Em depoimento à Polícia Civil, o médico Wilson Guimarães Novais, amigo da família de Isabele, afirmou que notou o sumiço da arma e também estranhou a limpeza do ambiente. Ele foi chamado pela mãe de Isabele logo após Patrícia Ramos tomar conhecimento da morte da filha.

Policiais investigados

Quatro policiais estão sendo investigados pelo Ministério Público Estadual (MPE) por improbidade administrativa no caso da morte de Isabele. São investigados um delegado, dois policiais civis e um militar. Imagens das câmeras de segurança mostram o momento exato em que os policiais chegam ao condomínio no dia em que a menina foi morta.

As imagens da portaria do condomínio mostram o investigador Leandro Levinali Ecco da Delegacia de Delitos de Trânsito entrando no condomínio no dia da morte de Isabele, às 23h09.

Em depoimento à Delegacia do Adolescente, o policial disse que é amigo do empresário, pai da menina que atirou e que foi até a casa depois de um telefonema do amigo para prestar solidariedade e apoio moral.

Na portaria, ele se identificou como policial civil. Ele disse que, na casa, ele se apresentou ao delegado e se colocou à disposição. Afirmou que ajudou a equipe da Delegacia Especializada de Homicídios e Proteção (DHPP) a catalogar as armas apreendidas e que acompanhou o pai da adolescente no flagrante por posse ilegal de arma de fogo.

Em outro carro, às 23h21, chegou ao condomínio o outro investigador da Polícia Civil. Em depoimento, Mario José Leite dos Santos informou que faz faculdade de direito com o empresário, pai da adolescente e que soube do disparo por terceiros e também teria ido até o local em solidariedade à família.

Na portaria, o investigador mostra um documento e tem a entrada liberada. Aos delegados do caso, o policial disse naquela noite que estava em casa à disposição do trabalho e que foi até o condomínio com uma viatura descaracterizada da Gerência de Combate ao Crime Organizado (GCCO). O investigador da GCCO afirmou ainda que ajudou a equipe do Instituto Médico Legal (IML) a recolher o corpo da vítima.

À 0h37 as imagens registraram a chegada de uma viatura da Polícia Militar. Na direção, estava o sargento Fernando Rafael Oliveira. Em depoimento, ele disse que estava de serviço na base do bairro Pedra 90, em Cuiabá, e que ao saber do disparo, pediu autorização ao adjunto de serviço para ir até a casa do empresário por ser presidente da Federação de Tiro de Mato Grosso (FTMT) e que foi ao local porque havia atletas da Federação envolvidos no suposto disparo acidental.

Ele afirmou que foi até o piso de cima da casa, falou com o delegado que estava lá pra prestar informações em relação as armas do esporte e que as armas estariam em processo de apostilamento no Exército. Por fim, o PM presidente da Federação afirmou que acompanhou o flagrante de prisão do empresário na Delegacia de Homicídios.

O pedido de investigação no Ministério Público que aponta improbidade administrativa é do advogado Helio Nishiyama de Patrícia Guimarães, mãe de Isabele. Ele esclarece que o agente público tem que atender o interesse da sociedade e não usar o cargo para atender interesses pessoais.

“O agente público no exercício da função pública, tem que atender os interesses da sociedade e não usar o cargo e outros bens públicos pra atender interesses pessoais. Ainda mais porque lá se tratava de uma cena de crime. Era uma adolescente morta com um tiro no rosto.

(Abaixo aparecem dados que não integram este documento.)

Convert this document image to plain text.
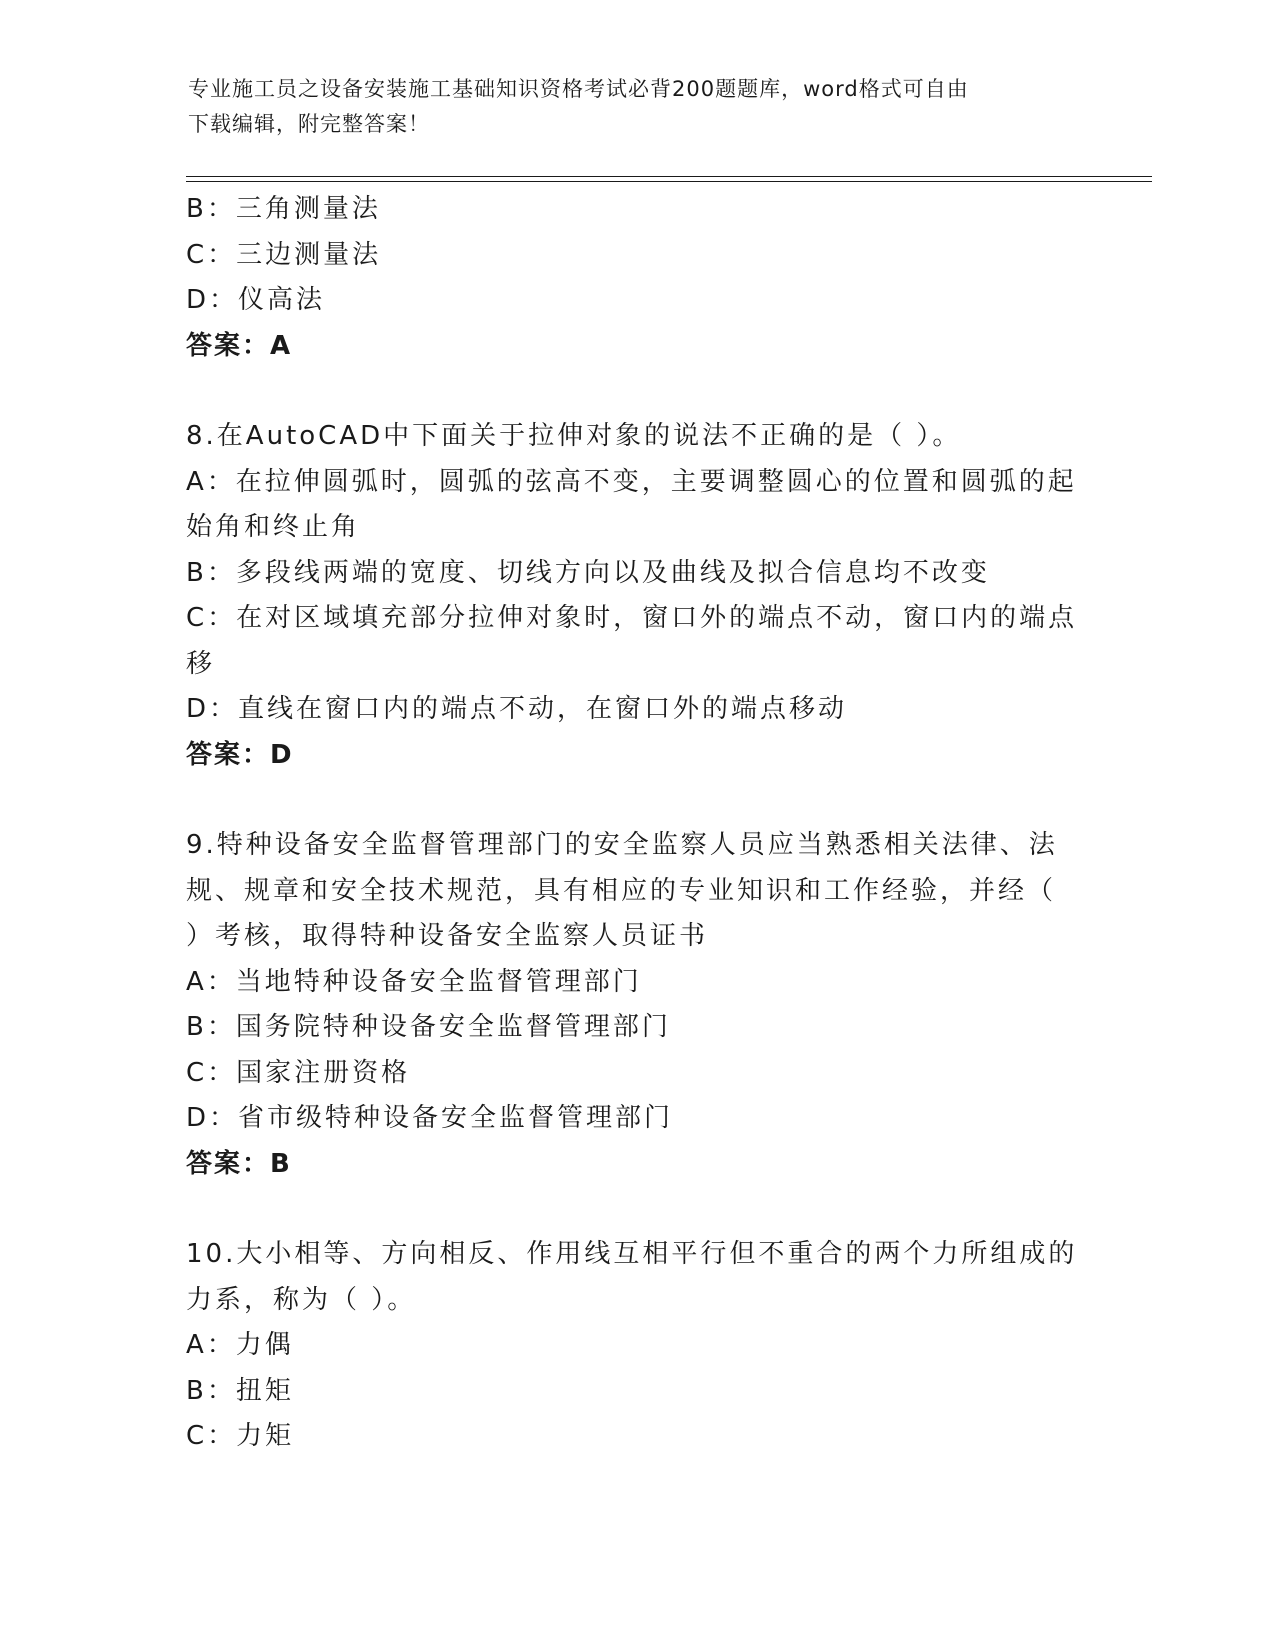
专业施工员之设备安装施工基础知识资格考试必背200题题库，word格式可自由
下载编辑，附完整答案！
B：三角测量法
C：三边测量法
D：仪高法
答案：A
8.在AutoCAD中下面关于拉伸对象的说法不正确的是（ ）。
A：在拉伸圆弧时，圆弧的弦高不变，主要调整圆心的位置和圆弧的起
始角和终止角
B：多段线两端的宽度、切线方向以及曲线及拟合信息均不改变
C：在对区域填充部分拉伸对象时，窗口外的端点不动，窗口内的端点
移
D：直线在窗口内的端点不动，在窗口外的端点移动
答案：D
9.特种设备安全监督管理部门的安全监察人员应当熟悉相关法律、法
规、规章和安全技术规范，具有相应的专业知识和工作经验，并经（
）考核，取得特种设备安全监察人员证书
A：当地特种设备安全监督管理部门
B：国务院特种设备安全监督管理部门
C：国家注册资格
D：省市级特种设备安全监督管理部门
答案：B
10.大小相等、方向相反、作用线互相平行但不重合的两个力所组成的
力系，称为（ ）。
A：力偶
B：扭矩
C：力矩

Em hipótese nenhuma esses policiais poderiam estar lá para prestar auxílio ao amigo e por isso que a gente pede ao Ministério Público que seja deflagrada competente a ação de improbidade para que se busque o perdimento do cargo desses policiais”, afirma.

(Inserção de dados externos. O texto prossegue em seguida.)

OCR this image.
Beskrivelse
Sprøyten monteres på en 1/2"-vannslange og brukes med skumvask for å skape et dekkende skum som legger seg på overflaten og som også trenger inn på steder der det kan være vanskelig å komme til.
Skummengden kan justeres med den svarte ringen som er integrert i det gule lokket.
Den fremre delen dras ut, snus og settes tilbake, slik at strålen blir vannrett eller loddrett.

O requerimento aponta inda que o empresário, pai da adolescente que disparou, teria se beneficiado dos atos de improbidade dos amigos e que o delegado de homicídios que foi até o local na noite do disparo teria sido omisso.

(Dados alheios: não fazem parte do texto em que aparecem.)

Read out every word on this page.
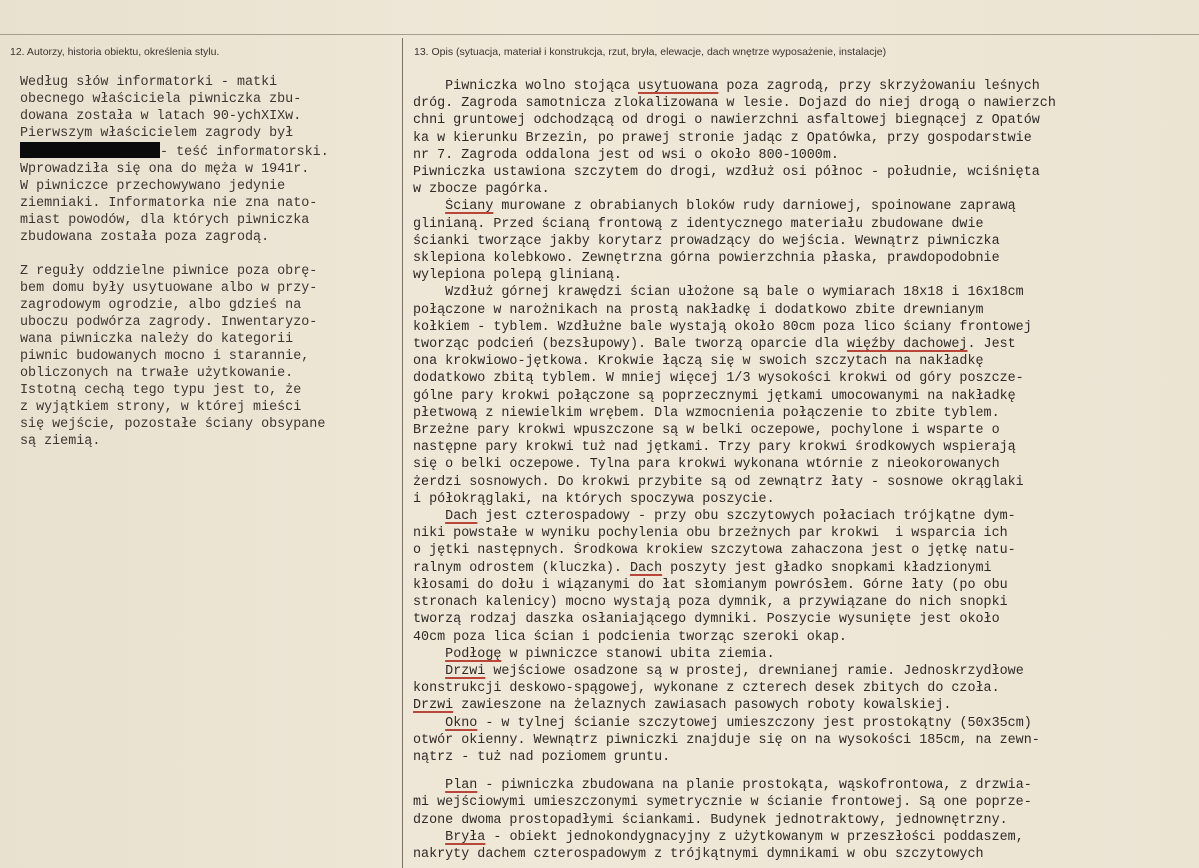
12. Autorzy, historia obiektu, określenia stylu.	13. Opis (sytuacja, materiał i konstrukcja, rzut, bryła, elewacje, dach wnętrze wyposażenie, instalacje)
Według słów informatorki - matki
obecnego właściciela piwniczka zbu-
dowana została w latach 90-ychXIXw.
Pierwszym właścicielem zagrody był
- teść informatorski.
Wprowadziła się ona do męża w 1941r.
W piwniczce przechowywano jedynie
ziemniaki. Informatorka nie zna nato-
miast powodów, dla których piwniczka
zbudowana została poza zagrodą.
Z reguły oddzielne piwnice poza obrę-
bem domu były usytuowane albo w przy-
zagrodowym ogrodzie, albo gdzieś na
uboczu podwórza zagrody. Inwentaryzo-
wana piwniczka należy do kategorii
piwnic budowanych mocno i starannie,
obliczonych na trwałe użytkowanie.
Istotną cechą tego typu jest to, że
z wyjątkiem strony, w której mieści
się wejście, pozostałe ściany obsypane
są ziemią.
Piwniczka wolno stojąca usytuowana poza zagrodą, przy skrzyżowaniu leśnych
dróg. Zagroda samotnicza zlokalizowana w lesie. Dojazd do niej drogą o nawierzch
chni gruntowej odchodzącą od drogi o nawierzchni asfaltowej biegnącej z Opatów
ka w kierunku Brzezin, po prawej stronie jadąc z Opatówka, przy gospodarstwie
nr 7. Zagroda oddalona jest od wsi o około 800-1000m.
Piwniczka ustawiona szczytem do drogi, wzdłuż osi północ - południe, wciśnięta
w zbocze pagórka.
Ściany murowane z obrabianych bloków rudy darniowej, spoinowane zaprawą
glinianą. Przed ścianą frontową z identycznego materiału zbudowane dwie
ścianki tworzące jakby korytarz prowadzący do wejścia. Wewnątrz piwniczka
sklepiona kolebkowo. Zewnętrzna górna powierzchnia płaska, prawdopodobnie
wylepiona polepą glinianą.
Wzdłuż górnej krawędzi ścian ułożone są bale o wymiarach 18x18 i 16x18cm
połączone w narożnikach na prostą nakładkę i dodatkowo zbite drewnianym
kołkiem - tyblem. Wzdłużne bale wystają około 80cm poza lico ściany frontowej
tworząc podcień (bezsłupowy). Bale tworzą oparcie dla więźby dachowej. Jest
ona krokwiowo-jętkowa. Krokwie łączą się w swoich szczytach na nakładkę
dodatkowo zbitą tyblem. W mniej więcej 1/3 wysokości krokwi od góry poszcze-
gólne pary krokwi połączone są poprzecznymi jętkami umocowanymi na nakładkę
płetwową z niewielkim wrębem. Dla wzmocnienia połączenie to zbite tyblem.
Brzeżne pary krokwi wpuszczone są w belki oczepowe, pochylone i wsparte o
następne pary krokwi tuż nad jętkami. Trzy pary krokwi środkowych wspierają
się o belki oczepowe. Tylna para krokwi wykonana wtórnie z nieokorowanych
żerdzi sosnowych. Do krokwi przybite są od zewnątrz łaty - sosnowe okrąglaki
i półokrąglaki, na których spoczywa poszycie.
Dach jest czterospadowy - przy obu szczytowych połaciach trójkątne dym-
niki powstałe w wyniku pochylenia obu brzeżnych par krokwi  i wsparcia ich
o jętki następnych. Środkowa krokiew szczytowa zahaczona jest o jętkę natu-
ralnym odrostem (kluczka). Dach poszyty jest gładko snopkami kładzionymi
kłosami do dołu i wiązanymi do łat słomianym powrósłem. Górne łaty (po obu
stronach kalenicy) mocno wystają poza dymnik, a przywiązane do nich snopki
tworzą rodzaj daszka osłaniającego dymniki. Poszycie wysunięte jest około
40cm poza lica ścian i podcienia tworząc szeroki okap.
Podłogę w piwniczce stanowi ubita ziemia.
Drzwi wejściowe osadzone są w prostej, drewnianej ramie. Jednoskrzydłowe
konstrukcji deskowo-spągowej, wykonane z czterech desek zbitych do czoła.
Drzwi zawieszone na żelaznych zawiasach pasowych roboty kowalskiej.
Okno - w tylnej ścianie szczytowej umieszczony jest prostokątny (50x35cm)
otwór okienny. Wewnątrz piwniczki znajduje się on na wysokości 185cm, na zewn-
nątrz - tuż nad poziomem gruntu.
Plan - piwniczka zbudowana na planie prostokąta, wąskofrontowa, z drzwia-
mi wejściowymi umieszczonymi symetrycznie w ścianie frontowej. Są one poprze-
dzone dwoma prostopadłymi ściankami. Budynek jednotraktowy, jednownętrzny.
Bryła - obiekt jednokondygnacyjny z użytkowanym w przeszłości poddaszem,
nakryty dachem czterospadowym z trójkątnymi dymnikami w obu szczytowych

“Houve a conivência da Delegacia de Homicídios e proteção a uma pessoa, o que já está documentado por si só justifica a intervenção do Ministério Público no âmbito da improbidade administrativa, mas é evidente que não se descarta que a participação tenha sido muito pior, muito mais grave, que possa sim ter acontecido intervenções para alterações substanciais do local de crime”, afirma.